У мостика возле костела показались Бошняк и старый Хаба. Следом за ними шел Дюри и уже издали пытливо приглядывался к Павлу.

Господи, что же тут все-таки происходит? Да домой ли ты вернулся, братец? — подумал Павел.

Было уже поздно; надо было спешить, чтобы успеть добраться в Горовцы к вечернему поезду.

Мать встретила Павла встревоженным взглядом. Она уже давно ждала его, теперь у него не оставалось времени даже на то, чтобы поесть. Но он знал, что еда приготовлена и лежит в его чемоданчике, так же как и чистое белье, которое она успела выстирать и высушить во дворе.

— Павел! — Мать подняла на него глаза, полные слез.

И вдруг — почему-то только теперь — он заметил, какая она измученная, как постарела. Голова ее стала совсем седой, лицо все в морщинах, в уголках рта залегли горькие складки.

— Павел! — повторила мать.

Он никогда не мог спокойно видеть ее слезы и, торопливо наклонившись, обнял ее и поцеловал, чувствуя на губах соленую влагу.

— Сынок, не допускай… не дозволяй, чтобы у тебя украли жизнь! — горячо заговорила она. — Смотри не попадись в ловушку!

— А я и не намерен попадаться ни в какую ловушку, — сказал он и вдруг вспомнил, что не попрощался с отцом, но ждать его он уже не мог.

Павел взял чемоданчик.

Мать пошла его проводить, ухватившись за ручку чемоданчика, — она, видно, вообще не умела ходить с пустыми руками. На крыльце она остановилась.

— Иди, сынок! И смотри не попадись… Иди. Иди! — повторила она, продолжая сжимать ручку чемодана, как будто пыталась еще хоть немного задержать Павла.

— Но ты ведь сама меня не отпускаешь, — сказал он и улыбнулся.

В ту же минуту послышалась барабанная дробь. Это Шугай, подумал Павел, вышел из конторы и пойдет теперь вниз мимо ореховых деревьев, обойдет всю площадь и направится через мостик вверх по улице.

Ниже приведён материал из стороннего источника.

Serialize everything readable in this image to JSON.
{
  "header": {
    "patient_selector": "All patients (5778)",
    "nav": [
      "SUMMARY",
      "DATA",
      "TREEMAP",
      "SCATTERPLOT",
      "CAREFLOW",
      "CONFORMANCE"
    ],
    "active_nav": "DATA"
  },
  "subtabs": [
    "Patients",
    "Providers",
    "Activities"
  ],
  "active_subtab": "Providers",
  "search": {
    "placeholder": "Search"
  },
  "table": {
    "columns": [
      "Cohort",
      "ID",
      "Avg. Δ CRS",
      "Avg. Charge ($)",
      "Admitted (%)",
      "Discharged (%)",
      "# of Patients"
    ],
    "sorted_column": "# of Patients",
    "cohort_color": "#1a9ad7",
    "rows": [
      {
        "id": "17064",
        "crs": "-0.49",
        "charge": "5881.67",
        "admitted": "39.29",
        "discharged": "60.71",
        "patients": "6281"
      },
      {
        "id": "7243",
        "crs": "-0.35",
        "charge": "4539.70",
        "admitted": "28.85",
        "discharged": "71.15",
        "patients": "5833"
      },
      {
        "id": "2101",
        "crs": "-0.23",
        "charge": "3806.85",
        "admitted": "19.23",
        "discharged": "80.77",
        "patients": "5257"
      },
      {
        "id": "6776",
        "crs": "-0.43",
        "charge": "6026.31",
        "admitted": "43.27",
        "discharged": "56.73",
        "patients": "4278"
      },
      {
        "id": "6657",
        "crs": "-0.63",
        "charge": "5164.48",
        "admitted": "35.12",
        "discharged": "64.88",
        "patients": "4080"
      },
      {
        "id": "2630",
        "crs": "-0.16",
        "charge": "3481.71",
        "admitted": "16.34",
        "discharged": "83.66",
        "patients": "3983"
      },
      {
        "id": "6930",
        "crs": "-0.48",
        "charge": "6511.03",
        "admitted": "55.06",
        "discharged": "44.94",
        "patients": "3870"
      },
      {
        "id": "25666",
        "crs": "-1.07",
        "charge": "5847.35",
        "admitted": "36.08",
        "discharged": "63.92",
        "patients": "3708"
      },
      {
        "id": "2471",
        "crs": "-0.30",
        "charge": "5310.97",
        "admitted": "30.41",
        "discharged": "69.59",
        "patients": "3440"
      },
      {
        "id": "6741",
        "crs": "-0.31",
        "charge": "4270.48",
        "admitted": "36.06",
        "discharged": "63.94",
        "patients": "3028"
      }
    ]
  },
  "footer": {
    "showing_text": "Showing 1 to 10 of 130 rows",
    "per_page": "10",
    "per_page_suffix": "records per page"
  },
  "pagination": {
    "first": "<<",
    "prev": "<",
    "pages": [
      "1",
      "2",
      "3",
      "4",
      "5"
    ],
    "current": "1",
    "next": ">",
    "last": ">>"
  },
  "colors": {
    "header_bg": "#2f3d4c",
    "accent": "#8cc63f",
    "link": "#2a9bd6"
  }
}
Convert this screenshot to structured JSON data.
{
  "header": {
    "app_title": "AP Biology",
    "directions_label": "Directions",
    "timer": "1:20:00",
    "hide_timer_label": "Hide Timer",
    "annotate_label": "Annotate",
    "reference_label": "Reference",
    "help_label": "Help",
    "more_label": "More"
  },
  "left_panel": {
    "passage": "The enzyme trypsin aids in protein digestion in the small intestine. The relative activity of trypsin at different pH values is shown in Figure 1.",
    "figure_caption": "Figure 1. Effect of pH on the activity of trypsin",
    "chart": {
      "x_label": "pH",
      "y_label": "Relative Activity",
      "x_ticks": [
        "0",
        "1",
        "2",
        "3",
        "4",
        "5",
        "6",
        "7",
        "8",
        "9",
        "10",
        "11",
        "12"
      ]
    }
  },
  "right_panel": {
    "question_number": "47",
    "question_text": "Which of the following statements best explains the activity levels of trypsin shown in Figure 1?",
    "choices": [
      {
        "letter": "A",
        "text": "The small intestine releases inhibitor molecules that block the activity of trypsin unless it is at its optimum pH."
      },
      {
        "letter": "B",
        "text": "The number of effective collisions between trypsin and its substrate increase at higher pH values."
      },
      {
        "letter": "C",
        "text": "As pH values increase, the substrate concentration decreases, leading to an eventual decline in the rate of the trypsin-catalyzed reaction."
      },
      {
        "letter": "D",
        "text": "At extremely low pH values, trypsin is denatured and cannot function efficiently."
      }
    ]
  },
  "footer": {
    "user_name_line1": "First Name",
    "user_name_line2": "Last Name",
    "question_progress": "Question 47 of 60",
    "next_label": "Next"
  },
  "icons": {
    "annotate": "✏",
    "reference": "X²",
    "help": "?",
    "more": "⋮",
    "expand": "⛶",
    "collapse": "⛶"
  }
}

Он объявит о Зитрицком то, что давно уже знает вся деревня: десять лет тюрьмы и конфискация имущества. Ему все равно, что объявлять. Он и о своей собственной смерти объявил бы, если бы приказал Петричко.

Мать оцепенела. Потом вздрогнула всем телом и расслабилась, словно из нее улетучились отчаянье и страх. Их прощанье приобрело какую-то особую значительность. И прежде всего это ее «Иди!», которое она так настойчиво повторяла… Павел понял, что она скажет дальше.

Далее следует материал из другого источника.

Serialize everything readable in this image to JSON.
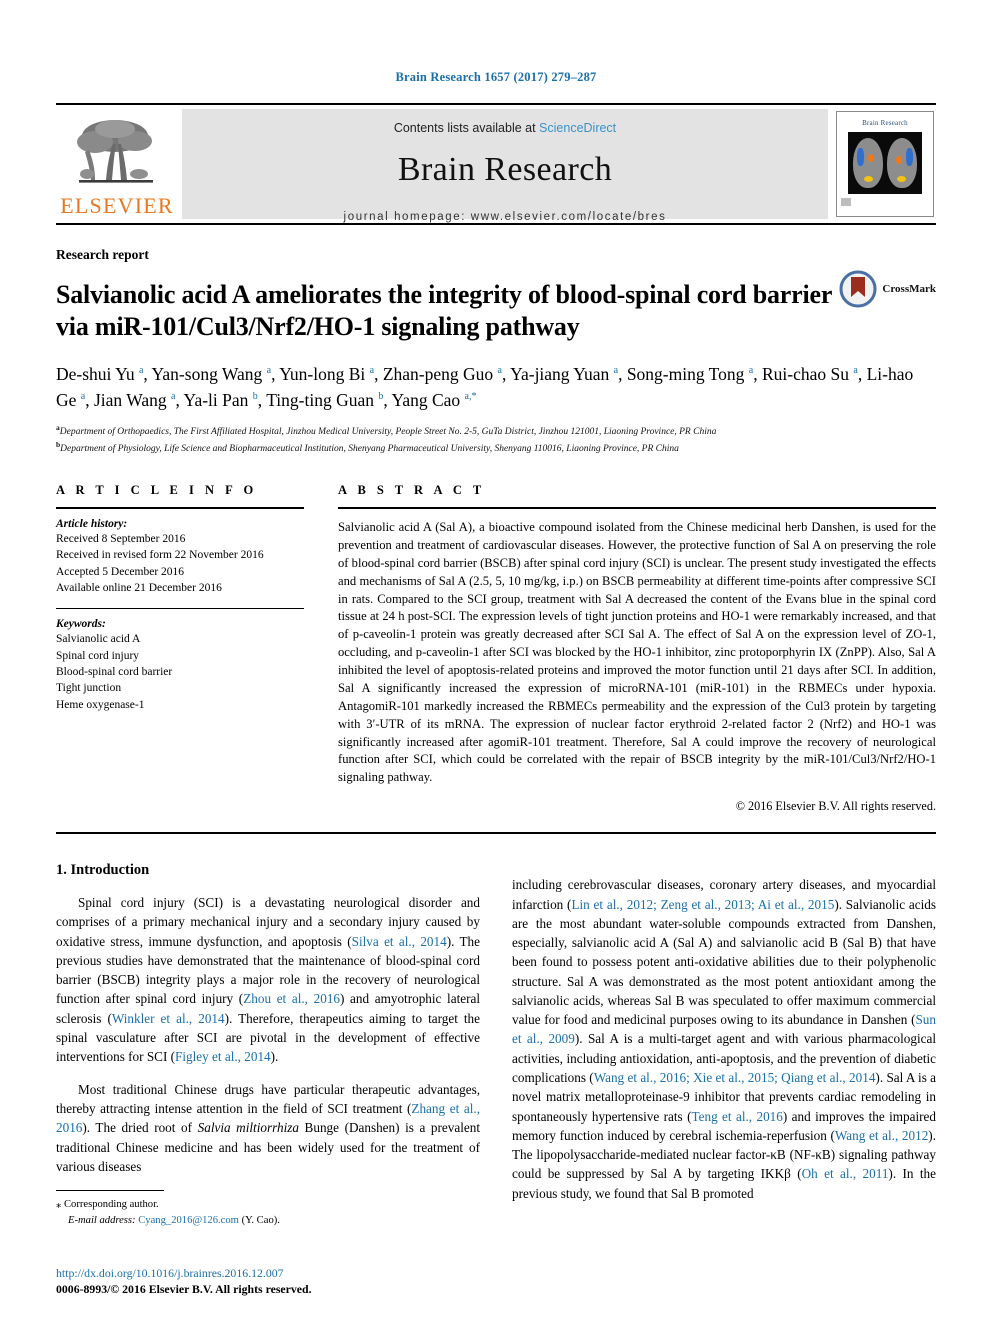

Ему уже хотелось быть далеко-далеко отсюда.

Мать спустилась с крыльца, все еще сжимая ручку чемодана.

— Ты сюда не возвращайся! — выпалила она одним духом, и лицо ее, мокрое от слез, исказилось. — Не возвращайся! Благослови тебя господь, сынок!

Она отпустила ручку чемодана, и Павел выбежал со двора.

II. ДВА СЕКРЕТАРЯ

1

На широком рябоватом лице Гойдича появилась растерянная улыбка. Гостей он видел словно сквозь дымку — так был растроган необычным подарком, который ему преподнесли в день рождения. Он долго вертел его в руках, не решаясь принять.

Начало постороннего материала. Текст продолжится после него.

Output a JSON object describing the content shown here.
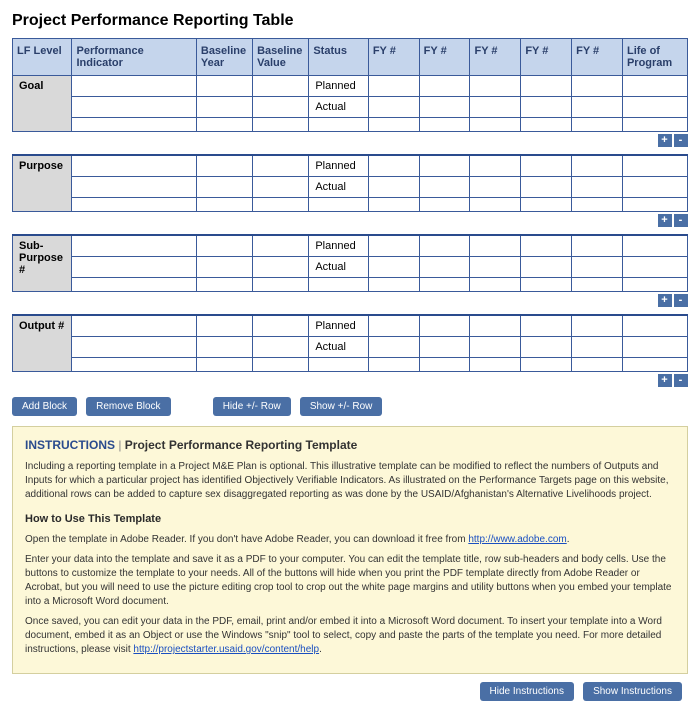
{
  "title": "Project Performance Reporting Table",
  "headers": {
    "lf": "LF Level",
    "pi": "Performance Indicator",
    "by": "Baseline Year",
    "bv": "Baseline Value",
    "st": "Status",
    "fy": "FY #",
    "lp": "Life of Program"
  },
  "status": {
    "planned": "Planned",
    "actual": "Actual"
  },
  "sections": [
    {
      "label": "Goal"
    },
    {
      "label": "Purpose"
    },
    {
      "label": "Sub-Purpose #"
    },
    {
      "label": "Output #"
    }
  ],
  "pm": {
    "plus": "+",
    "minus": "-"
  },
  "buttons": {
    "add_block": "Add Block",
    "remove_block": "Remove Block",
    "hide_row": "Hide +/- Row",
    "show_row": "Show +/- Row",
    "hide_instr": "Hide Instructions",
    "show_instr": "Show Instructions"
  },
  "instructions": {
    "heading_prefix": "INSTRUCTIONS",
    "heading_sep": " | ",
    "heading_title": "Project Performance Reporting Template",
    "p1": "Including a reporting template in a Project M&E Plan is optional. This illustrative template can be modified to reflect the numbers of Outputs and Inputs for which a particular project has identified Objectively Verifiable Indicators. As illustrated on the Performance Targets page on this website, additional rows can be added to capture sex disaggregated reporting as was done by the USAID/Afghanistan's Alternative Livelihoods project.",
    "howto": "How to Use This Template",
    "p2a": "Open the template in Adobe Reader. If you don't have Adobe Reader, you can download it free from ",
    "p2link": "http://www.adobe.com",
    "p2b": ".",
    "p3": "Enter your data into the template and save it as a PDF to your computer. You can edit the template title, row sub-headers and body cells. Use the buttons to customize the template to your needs. All of the buttons will hide when you print the PDF template directly from Adobe Reader or Acrobat, but you will need to use the picture editing crop tool to crop out the white page margins and utility buttons when you embed your template into a Microsoft Word document.",
    "p4a": "Once saved, you can edit your data in the PDF, email, print and/or embed it into a Microsoft Word document. To insert your template into a Word document, embed it as an Object or use the Windows \"snip\" tool to select, copy and paste the parts of the template you need. For more detailed instructions, please visit ",
    "p4link": "http://projectstarter.usaid.gov/content/help",
    "p4b": "."
  }
}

Гости стояли вокруг трех столов, накрытых на лужайке между грядками савойской капусты, лука и перезрелой редиски. Молчание Гойдича становилось томительным.

Гостей собралось человек тридцать. Прямо перед Гойдичем стояли председатель районного национального комитета Гардик — он был в рубашке с короткими рукавами — и начальник службы безопасности района Бриндзак. Этот, как всегда, в спортивной куртке и сапогах. Вместе с Сойкой, председателем партийной организации районного комитета партии, они вручили Гойдичу подарок.

— Я даже не знаю, как вас… — начал Гойдич, но у него перехватило горло, и он был рад, когда Сойка перебил его.

— Отличная двустволка! Осечки не даст! — воскликнул тот.

— У нее сменный ствол! — продолжал с восхищением Гойдич.

— А как же! Это оригинальная конструкция, она дает возможность использовать различные стволы во множестве вариантов, — со знанием дела нахваливал подарок Сойка. — Что и говорить, стрелять из такого ружья — одно наслаждение для охотника! Всемирно известная марка «Зет — БРНО»!

— Да, ружье великолепное! — подтвердил Гойдич. Он не мог отвести от него глаз. Подарок был поистине королевский.

Гойдич понимал, что надо наконец поблагодарить. Тяжело дыша, он оперся одной рукой о стол, продолжая держать ружье в другой.

— Спасибо, товарищи! — сказал Гойдич и снова ощутил комок в горле. — Раз так, надо его обмыть!

Звон бокалов избавил его от необходимости произносить еще какие-то слова, и он, почувствовав облегчение, бросил взгляд на Катержину. Она поняла и стала подавать закуски. Павлина помогала ей.